Abstract: Micro-expressions (MEs) are crucial psychological responses with significant potential for affective computing. However, current automatic micro-expression recognition (MER) research primarily focuses on discrete emotion classification, neglecting a convincing analysis of the subtle dynamic movements and inherent emotional cues. The rapid progress in multimodal LLMs (MLLMs), known for their strong multimodal comprehension and language generation abilities, offers new possibilities. MLLMs have shown success in various vision-language tasks, indicating their potential to understand MEs comprehensively, including both fine-grained motion patterns and underlying emotional semantics. Nevertheless, challenges remain due to the subtle intensity and short duration of MEs, as existing MLLMs are not designed to capture such delicate frame-level facial dynamics. In this paper, we propose a novel Micro-Expression LLM (MELLM), which incorporates a subtle facial motion perception strategy with the strong inference capabilities of MLLMs, representing the first exploration of MLLMs in the domain of ME analysis. Specifically, to explicitly guide the MLLM toward motion-sensitive regions, we construct an interpretable motion-enhanced color map by fusing onset-apex optical flow dynamics with the corresponding grayscale onset frame as the model input. Additionally, specialized fine-tuning strategies are incorporated to further enhance the model's visual perception of MEs. Furthermore, we construct an instruction-description dataset based on Facial Action Coding System (FACS) annotations and emotion labels to train our MELLM. Comprehensive evaluations across multiple benchmark datasets demonstrate that our model exhibits superior robustness and generalization capabilities in ME understanding (MEU). Code is available at https://github.com/zyzhangUstc/MELLM.

Abstract PDF Upgrade to Chat

Authors (7)

Summary

Micro-Expression Large Language Model (MELLM): A Novel Approach to Micro-Expression Understanding

The paper titled "MELLM: Exploring LLM-Powered Micro-Expression Understanding Enhanced by Subtle Motion Perception" presents a pioneering approach in the affective computing domain by utilizing Multimodal Large Language Models (MLLMs) for analyzing micro-expressions (MEs). MEs are fleeting involuntary facial expressions that provide important insights into concealed emotions. The traditional challenge lies in accurately perceiving the subtle and transient nature of these expressions, typically lasting less than 0.5 seconds, with sparse data often causing model overfitting.

Methodology

The authors propose a Micro-Expression Large Language Model (MELLM) leveraging the strong inference capabilities inherent in MLLMs. The core innovation is the creation of Micro-Expression Motion-enhanced Color Mapping (MMC-Mapping). This technique enriches facial motion representation by encoding pixel-level dynamics as color maps—hue indicating motion direction, and luminance showing magnitude—superimposed on grayscale images. This visual enhancement aims to make subtle motion cues more perceptible to MLLMs, which are naturally attuned to visual comprehension.

The model's architecture is fine-tuned using Low-Rank Adaptation (LoRA), allowing it to adapt efficiently despite limited data availability. This tuning method enhances model performance without modifying extensive pre-trained parameters, making it suitable for small-scale micro-expression datasets. The paper details a clear process for annotating datasets using the Facial Action Coding System (FACS) for AU and emotion labeling, followed by a structured reasoning framework called Flow-Guided Micro-Expression Understanding (FGMU). FGMU bridges low-level motion cues with high-level affective reasoning, facilitating a comprehensive analysis of facial dynamics.

Results

The evaluation indicates that MELLM outperforms several baselines in model robustness and generalization ability, especially when assessed against traditional frameworks that focus exclusively on discrete emotion classification.
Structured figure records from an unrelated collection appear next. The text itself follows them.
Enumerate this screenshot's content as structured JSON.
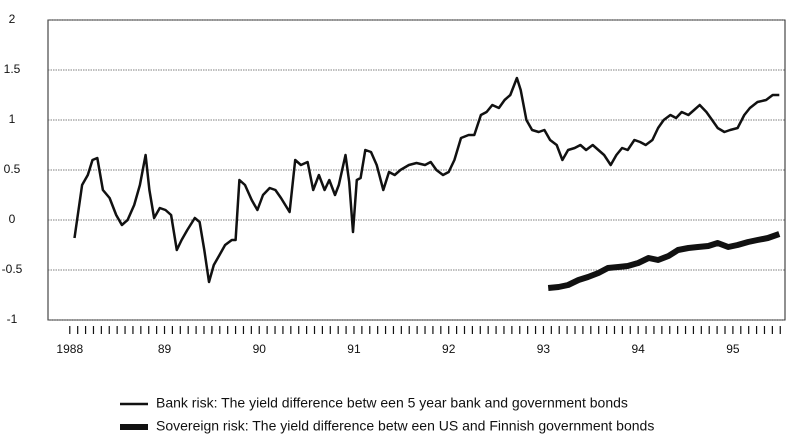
{
  "chart_data": {
    "type": "line",
    "xlim": [
      1987.77,
      1995.55
    ],
    "xticks": [
      1988,
      {
        "value": 1989,
        "label": "89"
      },
      {
        "value": 1990,
        "label": "90"
      },
      {
        "value": 1991,
        "label": "91"
      },
      {
        "value": 1992,
        "label": "92"
      },
      {
        "value": 1993,
        "label": "93"
      },
      {
        "value": 1994,
        "label": "94"
      },
      {
        "value": 1995,
        "label": "95"
      }
    ],
    "ylim": [
      -1,
      2
    ],
    "yticks": [
      -1,
      -0.5,
      0,
      0.5,
      1,
      1.5,
      2
    ],
    "grid": true,
    "series": [
      {
        "name": "Bank risk: The yield difference betw een 5 year bank and government bonds",
        "color": "#111111",
        "width": 2.5,
        "x": [
          1988.05,
          1988.13,
          1988.19,
          1988.24,
          1988.29,
          1988.35,
          1988.42,
          1988.49,
          1988.55,
          1988.61,
          1988.68,
          1988.74,
          1988.8,
          1988.84,
          1988.89,
          1988.95,
          1989.01,
          1989.07,
          1989.13,
          1989.18,
          1989.24,
          1989.32,
          1989.37,
          1989.42,
          1989.47,
          1989.52,
          1989.58,
          1989.64,
          1989.71,
          1989.75,
          1989.79,
          1989.85,
          1989.92,
          1989.98,
          1990.04,
          1990.11,
          1990.17,
          1990.23,
          1990.32,
          1990.38,
          1990.44,
          1990.51,
          1990.57,
          1990.63,
          1990.69,
          1990.74,
          1990.8,
          1990.84,
          1990.91,
          1990.95,
          1990.99,
          1991.03,
          1991.07,
          1991.12,
          1991.18,
          1991.24,
          1991.31,
          1991.37,
          1991.43,
          1991.49,
          1991.58,
          1991.66,
          1991.75,
          1991.81,
          1991.87,
          1991.94,
          1992.0,
          1992.06,
          1992.13,
          1992.21,
          1992.27,
          1992.34,
          1992.4,
          1992.46,
          1992.53,
          1992.59,
          1992.65,
          1992.72,
          1992.76,
          1992.82,
          1992.88,
          1992.95,
          1993.01,
          1993.07,
          1993.14,
          1993.2,
          1993.26,
          1993.33,
          1993.39,
          1993.45,
          1993.52,
          1993.58,
          1993.64,
          1993.71,
          1993.77,
          1993.83,
          1993.89,
          1993.96,
          1994.02,
          1994.08,
          1994.15,
          1994.21,
          1994.27,
          1994.34,
          1994.4,
          1994.46,
          1994.53,
          1994.59,
          1994.65,
          1994.72,
          1994.78,
          1994.84,
          1994.91,
          1994.97,
          1995.05,
          1995.12,
          1995.18,
          1995.26,
          1995.35,
          1995.42,
          1995.49
        ],
        "values": [
          -0.18,
          0.35,
          0.45,
          0.6,
          0.62,
          0.3,
          0.22,
          0.05,
          -0.05,
          0.0,
          0.15,
          0.35,
          0.65,
          0.3,
          0.02,
          0.12,
          0.1,
          0.05,
          -0.3,
          -0.2,
          -0.1,
          0.02,
          -0.02,
          -0.3,
          -0.62,
          -0.45,
          -0.35,
          -0.25,
          -0.2,
          -0.2,
          0.4,
          0.35,
          0.2,
          0.1,
          0.25,
          0.32,
          0.3,
          0.22,
          0.08,
          0.6,
          0.55,
          0.58,
          0.3,
          0.45,
          0.3,
          0.4,
          0.25,
          0.35,
          0.65,
          0.38,
          -0.12,
          0.4,
          0.42,
          0.7,
          0.68,
          0.55,
          0.3,
          0.48,
          0.45,
          0.5,
          0.55,
          0.57,
          0.55,
          0.58,
          0.5,
          0.45,
          0.48,
          0.6,
          0.82,
          0.85,
          0.85,
          1.05,
          1.08,
          1.15,
          1.12,
          1.2,
          1.25,
          1.42,
          1.3,
          1.0,
          0.9,
          0.88,
          0.9,
          0.8,
          0.75,
          0.6,
          0.7,
          0.72,
          0.75,
          0.7,
          0.75,
          0.7,
          0.65,
          0.55,
          0.65,
          0.72,
          0.7,
          0.8,
          0.78,
          0.75,
          0.8,
          0.92,
          1.0,
          1.05,
          1.02,
          1.08,
          1.05,
          1.1,
          1.15,
          1.08,
          1.0,
          0.92,
          0.88,
          0.9,
          0.92,
          1.05,
          1.12,
          1.18,
          1.2,
          1.25,
          1.25
        ]
      },
      {
        "name": "Sovereign risk: The yield difference betw een US and Finnish government bonds",
        "color": "#111111",
        "width": 6,
        "x": [
          1993.05,
          1993.16,
          1993.26,
          1993.37,
          1993.47,
          1993.58,
          1993.68,
          1993.79,
          1993.89,
          1994.0,
          1994.11,
          1994.21,
          1994.32,
          1994.42,
          1994.53,
          1994.63,
          1994.74,
          1994.84,
          1994.95,
          1995.05,
          1995.16,
          1995.26,
          1995.37,
          1995.49
        ],
        "values": [
          -0.68,
          -0.67,
          -0.65,
          -0.6,
          -0.57,
          -0.53,
          -0.48,
          -0.47,
          -0.46,
          -0.43,
          -0.38,
          -0.4,
          -0.36,
          -0.3,
          -0.28,
          -0.27,
          -0.26,
          -0.23,
          -0.27,
          -0.25,
          -0.22,
          -0.2,
          -0.18,
          -0.14
        ]
      }
    ]
  }
}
Notably, MELLM shows enhanced performance in analyzing micro-expressions across various datasets, highlighting its potential in offering interpretable insights into human emotions. Standardized metrics such as Accuracy (ACC), Unweighted F1-score (UF1), and Unweighted Average Recall (UAR) confirm these findings, underscoring the model's superior capability in understanding nuanced emotional expressions.
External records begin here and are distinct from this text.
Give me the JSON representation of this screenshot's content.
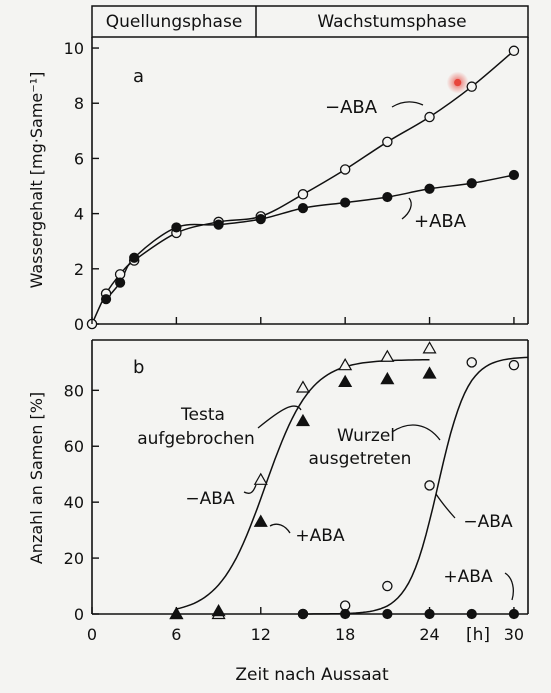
{
  "phase_header": {
    "left": "Quellungsphase",
    "right": "Wachstumsphase"
  },
  "shared_x": {
    "label": "Zeit nach Aussaat",
    "unit": "[h]",
    "ticks": [
      0,
      6,
      12,
      18,
      24,
      30
    ],
    "tick_labels": [
      "0",
      "6",
      "12",
      "18",
      "24",
      "30"
    ],
    "xlim": [
      0,
      31
    ]
  },
  "colors": {
    "ink": "#111111",
    "highlight": "#e8453c",
    "background": "#f4f4f2"
  },
  "chart_data": [
    {
      "type": "line",
      "panel_letter": "a",
      "ylabel": "Wassergehalt [mg·Same⁻¹]",
      "ylim": [
        0,
        10.4
      ],
      "y_ticks": [
        0,
        2,
        4,
        6,
        8,
        10
      ],
      "grid": false,
      "series": [
        {
          "name": "−ABA",
          "marker": "open-circle",
          "x": [
            0,
            1,
            2,
            3,
            6,
            9,
            12,
            15,
            18,
            21,
            24,
            27,
            30
          ],
          "y": [
            0.0,
            1.1,
            1.8,
            2.3,
            3.3,
            3.7,
            3.9,
            4.7,
            5.6,
            6.6,
            7.5,
            8.6,
            9.9
          ]
        },
        {
          "name": "+ABA",
          "marker": "filled-circle",
          "x": [
            1,
            2,
            3,
            6,
            9,
            12,
            15,
            18,
            21,
            24,
            27,
            30
          ],
          "y": [
            0.9,
            1.5,
            2.4,
            3.5,
            3.6,
            3.8,
            4.2,
            4.4,
            4.6,
            4.9,
            5.1,
            5.4
          ]
        }
      ],
      "highlighted_point": {
        "x": 26,
        "y": 8.75
      }
    },
    {
      "type": "scatter",
      "panel_letter": "b",
      "ylabel": "Anzahl an Samen [%]",
      "ylim": [
        0,
        98
      ],
      "y_ticks": [
        0,
        20,
        40,
        60,
        80
      ],
      "grid": false,
      "annotations": {
        "testa": [
          "Testa",
          "aufgebrochen"
        ],
        "wurzel": [
          "Wurzel",
          "ausgetreten"
        ]
      },
      "series": [
        {
          "name": "−ABA",
          "group": "testa",
          "marker": "open-triangle",
          "x": [
            6,
            9,
            12,
            15,
            18,
            21,
            24
          ],
          "y": [
            0,
            0,
            48,
            81,
            89,
            92,
            95
          ]
        },
        {
          "name": "+ABA",
          "group": "testa",
          "marker": "filled-triangle",
          "x": [
            6,
            9,
            12,
            15,
            18,
            21,
            24
          ],
          "y": [
            0,
            1,
            33,
            69,
            83,
            84,
            86
          ]
        },
        {
          "name": "−ABA",
          "group": "wurzel",
          "marker": "open-circle",
          "x": [
            15,
            18,
            21,
            24,
            27,
            30
          ],
          "y": [
            0,
            3,
            10,
            46,
            90,
            89
          ]
        },
        {
          "name": "+ABA",
          "group": "wurzel",
          "marker": "filled-circle",
          "x": [
            15,
            18,
            21,
            24,
            27,
            30
          ],
          "y": [
            0,
            0,
            0,
            0,
            0,
            0
          ]
        }
      ]
    }
  ]
}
Implications and Future Work

The paper implies significant practical and theoretical advancements in affective computing. Practically, MELLM can be applied in areas demanding fine emotional assessment, such as security screenings, psychological evaluations, and adaptive learning environments. Theoretically, it could inform future research in multimodal AI and emotion recognition technologies. Future development might explore further refining AU recognition and integrating additional modalities, such as vocal or text inputs, to enrich contextual understanding.

In summary, this research contributes a novel dimension in ME analysis through MLLM integration, setting a foundation for advanced emotional reasoning models that provide interpretable and actionable insights.